Seiring dengan itu ilmuwan terkenal Pierre Bourdieu mengatakan bahwa trust sebagai bentuk capital yang intangible bersama bentuk capital (tangible) lainnya seperti capital dalam factor produksi dan capital sebagai budaya merupakan komponen sangat penting dalam membangun sebuah Negara menjadi adidaya. Menurutnya semakin maju suatu Negara maka akumulasi capital yang terjadi bukan hanya capital dalam pengertian factor produksi dalam ilmu ekonomi tetapi juga social capital dan cultural capital yang penting dalam menopang kemajuan suatu bangsa secara berkelanjutan sehingga pertumbuhan total factor productivity menjadi positif dan terus tumbuh kencang.
Krugman juga sudah membuktikan bahwa Negara dengan pertumbuhan total factor productivity yang negative seperti Uni Soviet pada akhirnya gagal menopang pembangunan ekonomi yang sustainable. Bourdieu juga menandai semakin tingginya trust dalam suatu masyarakat karena didukung oleh kapasitas prosessor dari social capital yang semakin canggih diantaranya adalah diterapkannya system demokrasi yang menuntut pemimpin agar menjaga janji-janjinya tersebut dan kebijakan industrial yang terukur.

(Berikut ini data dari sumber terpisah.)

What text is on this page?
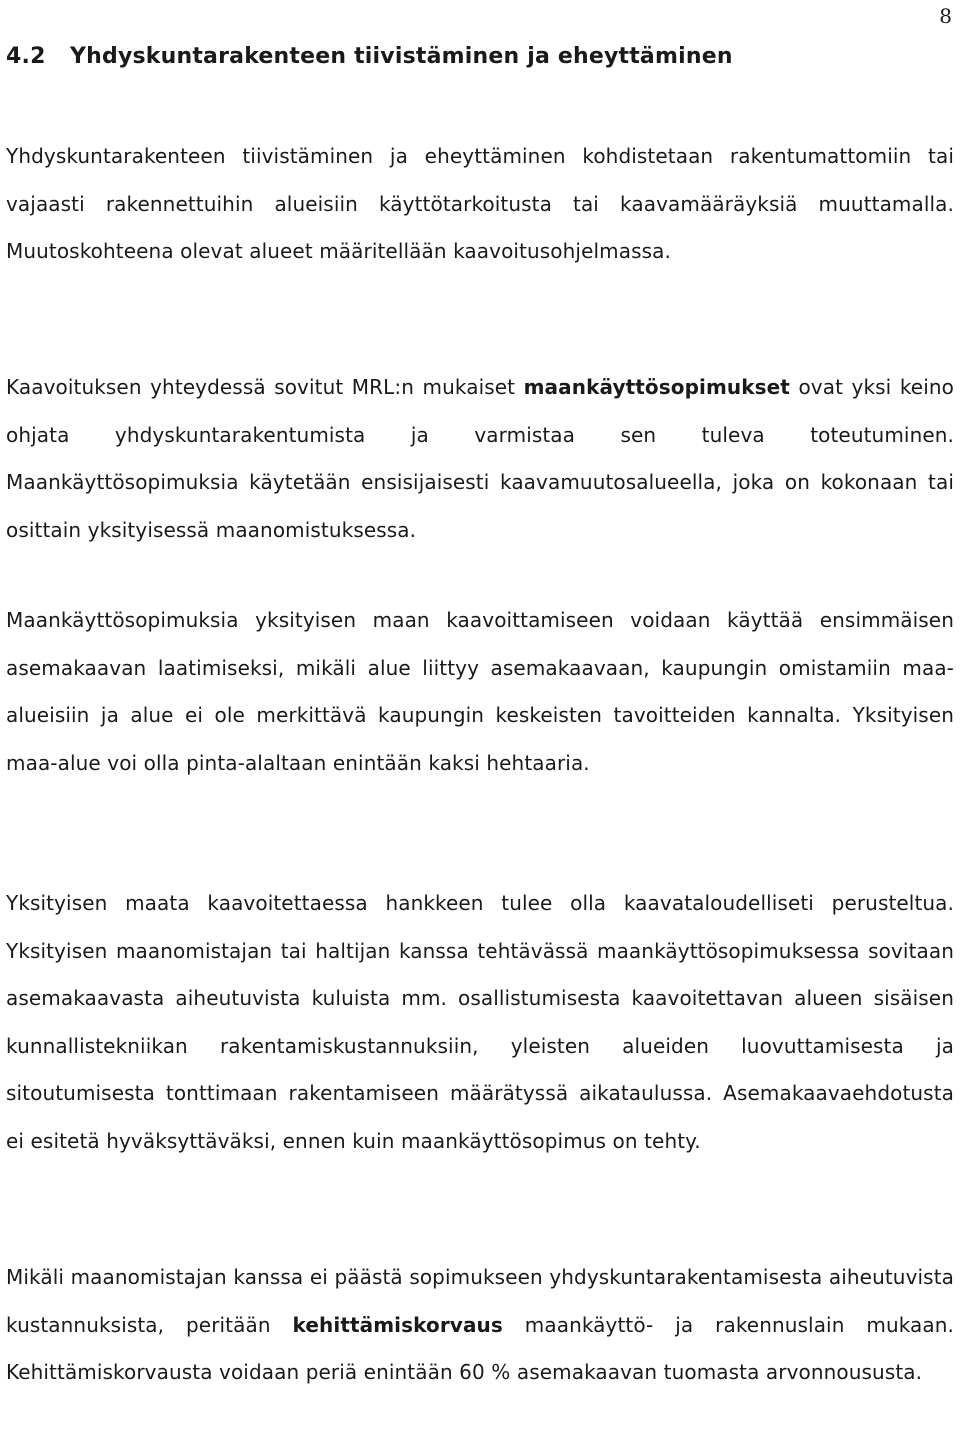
8
4.2 Yhdyskuntarakenteen tiivistäminen ja eheyttäminen

Yhdyskuntarakenteen tiivistäminen ja eheyttäminen kohdistetaan rakentumattomiin tai vajaasti rakennettuihin alueisiin käyttötarkoitusta tai kaavamääräyksiä muuttamalla. Muutoskohteena olevat alueet määritellään kaavoitusohjelmassa.

Kaavoituksen yhteydessä sovitut MRL:n mukaiset maankäyttösopimukset ovat yksi keino ohjata yhdyskuntarakentumista ja varmistaa sen tuleva toteutuminen. Maankäyttösopimuksia käytetään ensisijaisesti kaavamuutosalueella, joka on kokonaan tai osittain yksityisessä maanomistuksessa.

Maankäyttösopimuksia yksityisen maan kaavoittamiseen voidaan käyttää ensimmäisen asemakaavan laatimiseksi, mikäli alue liittyy asemakaavaan, kaupungin omistamiin maa-alueisiin ja alue ei ole merkittävä kaupungin keskeisten tavoitteiden kannalta. Yksityisen maa-alue voi olla pinta-alaltaan enintään kaksi hehtaaria.

Yksityisen maata kaavoitettaessa hankkeen tulee olla kaavataloudelliseti perusteltua. Yksityisen maanomistajan tai haltijan kanssa tehtävässä maankäyttösopimuksessa sovitaan asemakaavasta aiheutuvista kuluista mm. osallistumisesta kaavoitettavan alueen sisäisen kunnallistekniikan rakentamiskustannuksiin, yleisten alueiden luovuttamisesta ja sitoutumisesta tonttimaan rakentamiseen määrätyssä aikataulussa. Asemakaavaehdotusta ei esitetä hyväksyttäväksi, ennen kuin maankäyttösopimus on tehty.

Mikäli maanomistajan kanssa ei päästä sopimukseen yhdyskuntarakentamisesta aiheutuvista kustannuksista, peritään kehittämiskorvaus maankäyttö- ja rakennuslain mukaan. Kehittämiskorvausta voidaan periä enintään 60 % asemakaavan tuomasta arvonnoususta.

Bahkan Robert Putnam yang juga pakar dari Universitas Harvard secara nyata menjelaskan saling keterkaitan antara social capital dengan demokrasi itu sendiri. Pengkhianatan terhadap demokrasi (termasuk ucapan pempimpin Negara yang plin plan) pada gilirannya akan merusak social capital yang ada di masyarakat dan sebaliknya yang akan terjadi.

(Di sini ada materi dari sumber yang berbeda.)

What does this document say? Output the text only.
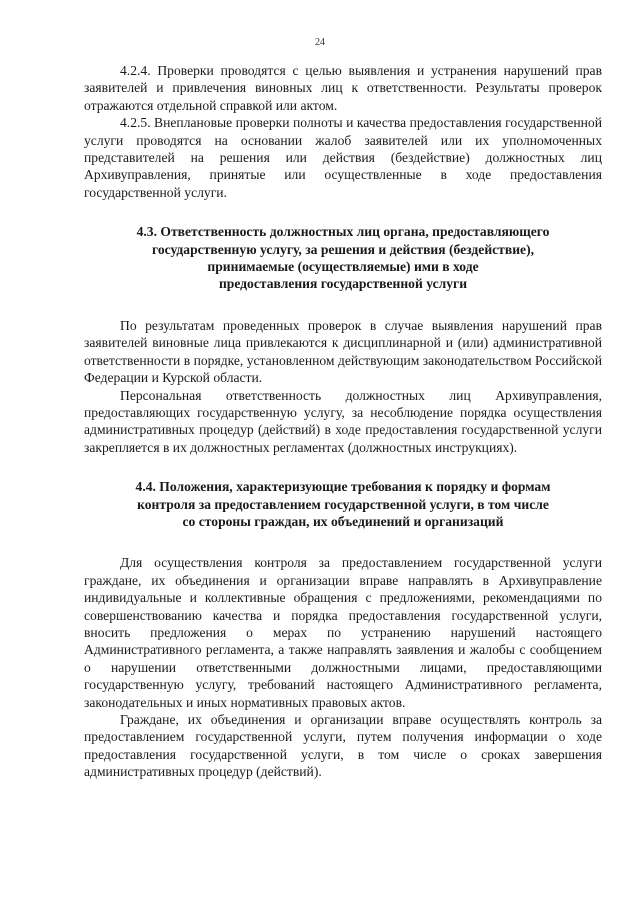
24

4.2.4. Проверки проводятся с целью выявления и устранения нарушений прав заявителей и привлечения виновных лиц к ответственности. Результаты проверок отражаются отдельной справкой или актом.

4.2.5. Внеплановые проверки полноты и качества предоставления государственной услуги проводятся на основании жалоб заявителей или их уполномоченных представителей на решения или действия (бездействие) должностных лиц Архивуправления, принятые или осуществленные в ходе предоставления государственной услуги.

4.3. Ответственность должностных лиц органа, предоставляющего
государственную услугу, за решения и действия (бездействие),
принимаемые (осуществляемые) ими в ходе
предоставления государственной услуги

По результатам проведенных проверок в случае выявления нарушений прав заявителей виновные лица привлекаются к дисциплинарной и (или) административной ответственности в порядке, установленном действующим законодательством Российской Федерации и Курской области.

Персональная ответственность должностных лиц Архивуправления, предоставляющих государственную услугу, за несоблюдение порядка осуществления административных процедур (действий) в ходе предоставления государственной услуги закрепляется в их должностных регламентах (должностных инструкциях).

4.4. Положения, характеризующие требования к порядку и формам
контроля за предоставлением государственной услуги, в том числе
со стороны граждан, их объединений и организаций

Для осуществления контроля за предоставлением государственной услуги граждане, их объединения и организации вправе направлять в Архивуправление индивидуальные и коллективные обращения с предложениями, рекомендациями по совершенствованию качества и порядка предоставления государственной услуги, вносить предложения о мерах по устранению нарушений настоящего Административного регламента, а также направлять заявления и жалобы с сообщением о нарушении ответственными должностными лицами, предоставляющими государственную услугу, требований настоящего Административного регламента, законодательных и иных нормативных правовых актов.

Граждане, их объединения и организации вправе осуществлять контроль за предоставлением государственной услуги, путем получения информации о ходе предоставления государственной услуги, в том числе о сроках завершения административных процедур (действий).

Dalam konteks ilmu ekonomi maka masyarakat akan mengantisipasi segala kebijakan yang dilakukan oleh pemerintah misalnya jika presiden mengatakan bahwa harga BBM tidak akan naik dan masyarakat mengasumsikan ucapan presiden tidak akan plin plan maka tentunya tidak akan ada upaya untuk menimbun BBM sehingga proses alokasi dan akumulasi sumber daya tidak mengalami dead weight loss.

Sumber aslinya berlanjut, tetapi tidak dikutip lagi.